What are the signs and indications of anorexia nervosa?

People that are dealing with anorexia nervosa frequently hide their circumstances but as the disorder developments, the signs and indications become clearer and too problematic to repudiate. The eating and food conduct symptoms and signs of anorexia nervosa comprise dieting in spite of being thin and fixation with calories, the fat grams on the labels, and nutrition, pretending to eat or make up some lies regarding eating, obsession with food, and odd or private food rites (Healthguide, 2001-2010, sec. 2). The form and body image…

Sources Used in Documents:

cited in Stevens, 1983) have also been used to a perception of eating disorder, and literature developing from these two methods is measured in the following table which displays how a person that is suffering from the disorder feels about themselves

What are the effects of anorexia nervosa?

Anorexia has an emotional impact on the whole body. When the body is not getting the energy it requests to purpose normally, it goes into a mode of starvation. The body decelerates down and then turns to itself to gather the nutrients it needs, meaning the body starts to devour itself and the medical difficulties heap up (Healthguide, 2001-2010, sec. 2). Anorexics can suffer from not having their menstrual periods, anemia, little body fluids, withered bones, loss of mineral, changes in brain chemistry, unbalanced heartbeat, failure of the kidney, failure of the heart, the growth of osteoporosis, and in the end death (Kids Health. 1995-2010).

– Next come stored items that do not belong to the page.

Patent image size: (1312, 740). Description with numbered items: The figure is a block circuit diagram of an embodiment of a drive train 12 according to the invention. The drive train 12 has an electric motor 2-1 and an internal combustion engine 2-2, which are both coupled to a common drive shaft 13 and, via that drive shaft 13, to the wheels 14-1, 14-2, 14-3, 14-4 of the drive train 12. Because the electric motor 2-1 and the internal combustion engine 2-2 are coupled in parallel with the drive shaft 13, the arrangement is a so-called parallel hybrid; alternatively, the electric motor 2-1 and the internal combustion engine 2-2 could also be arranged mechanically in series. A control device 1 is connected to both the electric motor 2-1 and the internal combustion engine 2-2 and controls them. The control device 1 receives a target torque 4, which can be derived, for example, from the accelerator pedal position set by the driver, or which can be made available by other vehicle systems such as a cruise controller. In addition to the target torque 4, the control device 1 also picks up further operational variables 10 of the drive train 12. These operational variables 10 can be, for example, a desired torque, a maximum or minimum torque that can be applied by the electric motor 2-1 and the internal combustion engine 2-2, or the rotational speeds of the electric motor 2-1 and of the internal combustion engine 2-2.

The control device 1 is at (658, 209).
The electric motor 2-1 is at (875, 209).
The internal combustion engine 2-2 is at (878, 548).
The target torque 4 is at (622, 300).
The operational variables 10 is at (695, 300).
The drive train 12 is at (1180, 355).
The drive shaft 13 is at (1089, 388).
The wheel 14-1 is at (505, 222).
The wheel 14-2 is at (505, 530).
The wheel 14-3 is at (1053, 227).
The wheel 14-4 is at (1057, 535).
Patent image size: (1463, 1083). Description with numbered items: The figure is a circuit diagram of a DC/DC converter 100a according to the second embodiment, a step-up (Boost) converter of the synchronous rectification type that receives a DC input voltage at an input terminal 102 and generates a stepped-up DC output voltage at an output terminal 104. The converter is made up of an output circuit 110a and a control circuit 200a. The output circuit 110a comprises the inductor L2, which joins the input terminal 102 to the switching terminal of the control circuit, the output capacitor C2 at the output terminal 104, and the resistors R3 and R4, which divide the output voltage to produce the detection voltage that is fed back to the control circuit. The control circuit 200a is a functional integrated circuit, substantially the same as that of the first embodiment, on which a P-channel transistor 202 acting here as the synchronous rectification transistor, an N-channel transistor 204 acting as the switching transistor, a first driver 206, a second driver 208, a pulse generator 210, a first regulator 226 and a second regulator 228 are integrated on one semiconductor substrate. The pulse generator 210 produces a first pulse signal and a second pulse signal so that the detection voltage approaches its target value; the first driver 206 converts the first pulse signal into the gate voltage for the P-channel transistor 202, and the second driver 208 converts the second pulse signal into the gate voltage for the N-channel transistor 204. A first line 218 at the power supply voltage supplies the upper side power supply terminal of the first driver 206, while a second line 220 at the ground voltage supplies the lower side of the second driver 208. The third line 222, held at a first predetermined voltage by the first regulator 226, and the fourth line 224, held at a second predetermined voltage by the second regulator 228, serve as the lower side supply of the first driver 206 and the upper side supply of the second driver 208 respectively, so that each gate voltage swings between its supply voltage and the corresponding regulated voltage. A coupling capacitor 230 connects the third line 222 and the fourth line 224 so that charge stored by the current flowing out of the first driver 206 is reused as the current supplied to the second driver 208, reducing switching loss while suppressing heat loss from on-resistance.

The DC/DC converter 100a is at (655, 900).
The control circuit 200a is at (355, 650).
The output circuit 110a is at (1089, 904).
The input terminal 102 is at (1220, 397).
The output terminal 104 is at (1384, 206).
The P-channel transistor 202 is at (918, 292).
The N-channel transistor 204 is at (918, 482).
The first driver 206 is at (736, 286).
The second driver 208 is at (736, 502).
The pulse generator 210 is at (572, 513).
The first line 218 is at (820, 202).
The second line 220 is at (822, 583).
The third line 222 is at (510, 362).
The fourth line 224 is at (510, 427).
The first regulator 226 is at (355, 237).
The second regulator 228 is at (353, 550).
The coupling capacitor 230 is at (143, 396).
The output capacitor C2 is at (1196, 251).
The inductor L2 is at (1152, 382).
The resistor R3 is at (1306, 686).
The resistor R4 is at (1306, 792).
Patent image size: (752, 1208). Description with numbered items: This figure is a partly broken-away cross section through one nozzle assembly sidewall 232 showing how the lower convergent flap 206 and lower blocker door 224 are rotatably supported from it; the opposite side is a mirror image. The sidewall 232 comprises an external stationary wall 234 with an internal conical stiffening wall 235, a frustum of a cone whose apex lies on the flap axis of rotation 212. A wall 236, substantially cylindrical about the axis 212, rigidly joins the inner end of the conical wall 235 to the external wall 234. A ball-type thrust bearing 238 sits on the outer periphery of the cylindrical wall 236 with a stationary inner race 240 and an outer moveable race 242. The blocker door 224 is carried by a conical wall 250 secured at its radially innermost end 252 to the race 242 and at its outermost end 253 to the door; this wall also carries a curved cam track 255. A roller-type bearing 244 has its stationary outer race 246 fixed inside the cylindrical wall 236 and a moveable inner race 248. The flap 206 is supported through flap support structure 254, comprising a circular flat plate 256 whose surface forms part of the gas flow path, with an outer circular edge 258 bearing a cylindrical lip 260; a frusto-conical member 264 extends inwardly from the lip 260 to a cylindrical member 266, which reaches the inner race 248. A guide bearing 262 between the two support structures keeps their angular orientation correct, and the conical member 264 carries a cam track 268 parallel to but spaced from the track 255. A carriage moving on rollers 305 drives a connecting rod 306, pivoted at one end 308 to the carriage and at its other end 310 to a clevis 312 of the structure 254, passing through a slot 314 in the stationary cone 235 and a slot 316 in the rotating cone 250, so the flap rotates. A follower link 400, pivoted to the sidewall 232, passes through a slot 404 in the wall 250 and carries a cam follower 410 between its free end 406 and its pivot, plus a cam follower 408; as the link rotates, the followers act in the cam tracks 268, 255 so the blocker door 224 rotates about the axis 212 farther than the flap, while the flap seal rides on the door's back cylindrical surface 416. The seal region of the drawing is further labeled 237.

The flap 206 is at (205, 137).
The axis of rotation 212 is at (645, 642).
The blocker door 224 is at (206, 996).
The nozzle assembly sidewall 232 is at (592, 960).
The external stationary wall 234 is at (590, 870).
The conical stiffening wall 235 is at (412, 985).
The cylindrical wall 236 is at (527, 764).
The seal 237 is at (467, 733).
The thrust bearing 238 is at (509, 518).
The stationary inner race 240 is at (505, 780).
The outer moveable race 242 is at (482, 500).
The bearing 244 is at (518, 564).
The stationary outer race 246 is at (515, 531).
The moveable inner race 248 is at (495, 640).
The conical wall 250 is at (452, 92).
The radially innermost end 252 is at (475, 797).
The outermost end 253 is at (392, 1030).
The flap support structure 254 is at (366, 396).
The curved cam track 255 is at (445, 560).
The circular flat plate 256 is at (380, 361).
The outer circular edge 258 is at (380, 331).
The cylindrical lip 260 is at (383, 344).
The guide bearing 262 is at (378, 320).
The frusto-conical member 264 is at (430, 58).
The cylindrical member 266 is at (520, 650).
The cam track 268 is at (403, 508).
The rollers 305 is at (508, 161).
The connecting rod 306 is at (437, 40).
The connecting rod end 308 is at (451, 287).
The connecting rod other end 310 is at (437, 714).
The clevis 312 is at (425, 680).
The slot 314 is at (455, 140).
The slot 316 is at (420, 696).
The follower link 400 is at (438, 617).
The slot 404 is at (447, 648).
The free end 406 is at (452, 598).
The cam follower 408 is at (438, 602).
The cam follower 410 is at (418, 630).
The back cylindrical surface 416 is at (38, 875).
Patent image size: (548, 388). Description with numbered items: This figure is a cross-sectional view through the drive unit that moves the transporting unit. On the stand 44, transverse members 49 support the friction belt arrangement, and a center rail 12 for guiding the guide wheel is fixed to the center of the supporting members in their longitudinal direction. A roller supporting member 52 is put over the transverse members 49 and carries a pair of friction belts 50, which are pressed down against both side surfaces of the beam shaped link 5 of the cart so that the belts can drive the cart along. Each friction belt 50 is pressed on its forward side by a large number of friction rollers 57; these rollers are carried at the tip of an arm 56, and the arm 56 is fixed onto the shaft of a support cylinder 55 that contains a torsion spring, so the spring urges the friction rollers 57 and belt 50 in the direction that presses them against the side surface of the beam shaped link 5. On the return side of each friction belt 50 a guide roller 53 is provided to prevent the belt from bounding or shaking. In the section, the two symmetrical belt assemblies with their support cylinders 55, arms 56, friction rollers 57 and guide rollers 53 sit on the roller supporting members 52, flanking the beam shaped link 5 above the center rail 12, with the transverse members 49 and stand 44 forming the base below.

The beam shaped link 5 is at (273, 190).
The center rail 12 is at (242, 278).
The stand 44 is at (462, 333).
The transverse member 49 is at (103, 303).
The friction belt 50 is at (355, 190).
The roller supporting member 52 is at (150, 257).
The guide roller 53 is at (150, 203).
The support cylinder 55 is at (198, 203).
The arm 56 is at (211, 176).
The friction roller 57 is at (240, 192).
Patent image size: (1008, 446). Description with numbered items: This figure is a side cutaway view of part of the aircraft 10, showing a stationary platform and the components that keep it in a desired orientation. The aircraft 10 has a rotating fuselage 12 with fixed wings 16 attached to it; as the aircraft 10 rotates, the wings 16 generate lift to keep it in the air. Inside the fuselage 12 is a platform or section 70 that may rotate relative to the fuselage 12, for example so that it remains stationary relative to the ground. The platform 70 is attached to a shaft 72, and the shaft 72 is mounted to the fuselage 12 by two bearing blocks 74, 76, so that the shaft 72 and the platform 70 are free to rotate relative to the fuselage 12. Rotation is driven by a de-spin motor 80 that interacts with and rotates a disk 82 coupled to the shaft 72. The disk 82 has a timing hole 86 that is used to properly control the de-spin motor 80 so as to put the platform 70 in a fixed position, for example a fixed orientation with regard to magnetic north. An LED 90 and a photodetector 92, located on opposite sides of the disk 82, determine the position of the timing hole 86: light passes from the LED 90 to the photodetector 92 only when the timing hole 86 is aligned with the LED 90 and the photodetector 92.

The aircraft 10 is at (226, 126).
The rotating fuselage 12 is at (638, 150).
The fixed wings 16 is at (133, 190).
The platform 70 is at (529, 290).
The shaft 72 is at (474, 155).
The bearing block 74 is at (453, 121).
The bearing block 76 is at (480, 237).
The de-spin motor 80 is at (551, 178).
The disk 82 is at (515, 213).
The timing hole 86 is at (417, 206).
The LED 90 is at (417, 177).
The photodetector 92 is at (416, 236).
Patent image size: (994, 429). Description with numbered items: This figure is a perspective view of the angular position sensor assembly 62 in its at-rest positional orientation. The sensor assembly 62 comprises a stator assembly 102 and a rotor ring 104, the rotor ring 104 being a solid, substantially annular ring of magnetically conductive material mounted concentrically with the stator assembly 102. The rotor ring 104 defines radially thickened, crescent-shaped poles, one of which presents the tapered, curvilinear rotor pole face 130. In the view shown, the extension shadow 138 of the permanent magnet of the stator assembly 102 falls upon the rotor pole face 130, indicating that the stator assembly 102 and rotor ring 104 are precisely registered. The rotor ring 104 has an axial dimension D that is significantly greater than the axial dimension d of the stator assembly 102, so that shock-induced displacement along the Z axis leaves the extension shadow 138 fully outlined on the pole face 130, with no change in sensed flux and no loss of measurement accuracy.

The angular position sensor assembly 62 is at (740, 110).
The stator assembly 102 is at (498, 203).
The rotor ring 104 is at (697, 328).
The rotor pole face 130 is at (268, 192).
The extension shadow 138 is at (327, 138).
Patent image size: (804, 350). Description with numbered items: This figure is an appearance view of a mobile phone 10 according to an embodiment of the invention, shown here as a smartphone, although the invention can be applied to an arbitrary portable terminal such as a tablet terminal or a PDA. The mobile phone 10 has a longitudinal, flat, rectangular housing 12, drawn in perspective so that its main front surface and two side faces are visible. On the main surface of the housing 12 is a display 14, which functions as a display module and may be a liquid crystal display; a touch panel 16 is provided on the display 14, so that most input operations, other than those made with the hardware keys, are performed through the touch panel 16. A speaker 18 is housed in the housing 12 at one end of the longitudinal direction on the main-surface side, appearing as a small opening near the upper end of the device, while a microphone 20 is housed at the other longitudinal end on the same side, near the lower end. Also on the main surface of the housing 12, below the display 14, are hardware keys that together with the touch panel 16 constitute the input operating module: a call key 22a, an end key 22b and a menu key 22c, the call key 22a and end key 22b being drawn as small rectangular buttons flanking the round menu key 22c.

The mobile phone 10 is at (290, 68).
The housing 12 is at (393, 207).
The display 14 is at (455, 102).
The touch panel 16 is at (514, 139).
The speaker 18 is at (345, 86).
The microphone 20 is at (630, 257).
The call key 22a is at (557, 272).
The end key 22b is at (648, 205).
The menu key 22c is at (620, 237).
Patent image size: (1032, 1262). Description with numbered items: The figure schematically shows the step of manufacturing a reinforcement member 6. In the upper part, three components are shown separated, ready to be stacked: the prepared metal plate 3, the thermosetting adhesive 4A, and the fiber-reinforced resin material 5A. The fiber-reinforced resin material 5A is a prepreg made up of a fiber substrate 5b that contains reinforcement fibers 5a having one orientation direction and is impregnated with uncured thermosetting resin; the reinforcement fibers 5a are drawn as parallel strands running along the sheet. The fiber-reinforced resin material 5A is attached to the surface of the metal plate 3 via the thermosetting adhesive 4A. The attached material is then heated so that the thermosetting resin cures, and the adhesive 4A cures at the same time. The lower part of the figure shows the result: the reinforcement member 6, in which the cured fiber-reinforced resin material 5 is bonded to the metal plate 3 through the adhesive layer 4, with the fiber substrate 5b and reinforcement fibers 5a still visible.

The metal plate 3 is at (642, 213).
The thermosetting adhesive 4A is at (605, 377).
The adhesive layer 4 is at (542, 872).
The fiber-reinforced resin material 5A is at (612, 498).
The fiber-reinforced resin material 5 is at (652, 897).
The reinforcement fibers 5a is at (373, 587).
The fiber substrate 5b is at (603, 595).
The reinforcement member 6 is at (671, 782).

How can anorexia nervosa be treated?

Treatment for this disease stresses significantly on the physical and psychological features of the issue. Rendering to the National Institute of Mental Health (12 June 2009. Health Topic sec), treating anorexia comprises of three constituents: reinstating the individual to a health weight; handling the psychological matters that are related to the eating disorder; and plummeting or removing performances or opinions that lead to disorderly eating, and thwarting deterioration or relapse. The medical treatment for anorexia sometimes can involve hospitalization. Therapy is another constituent in treating anorexia. Some methods of therapy comprise of behavior therapy, family therapy nutritional counseling, cognitive therapy, and group rehabilitation (Heathguide, 2001-2010, sec 2.).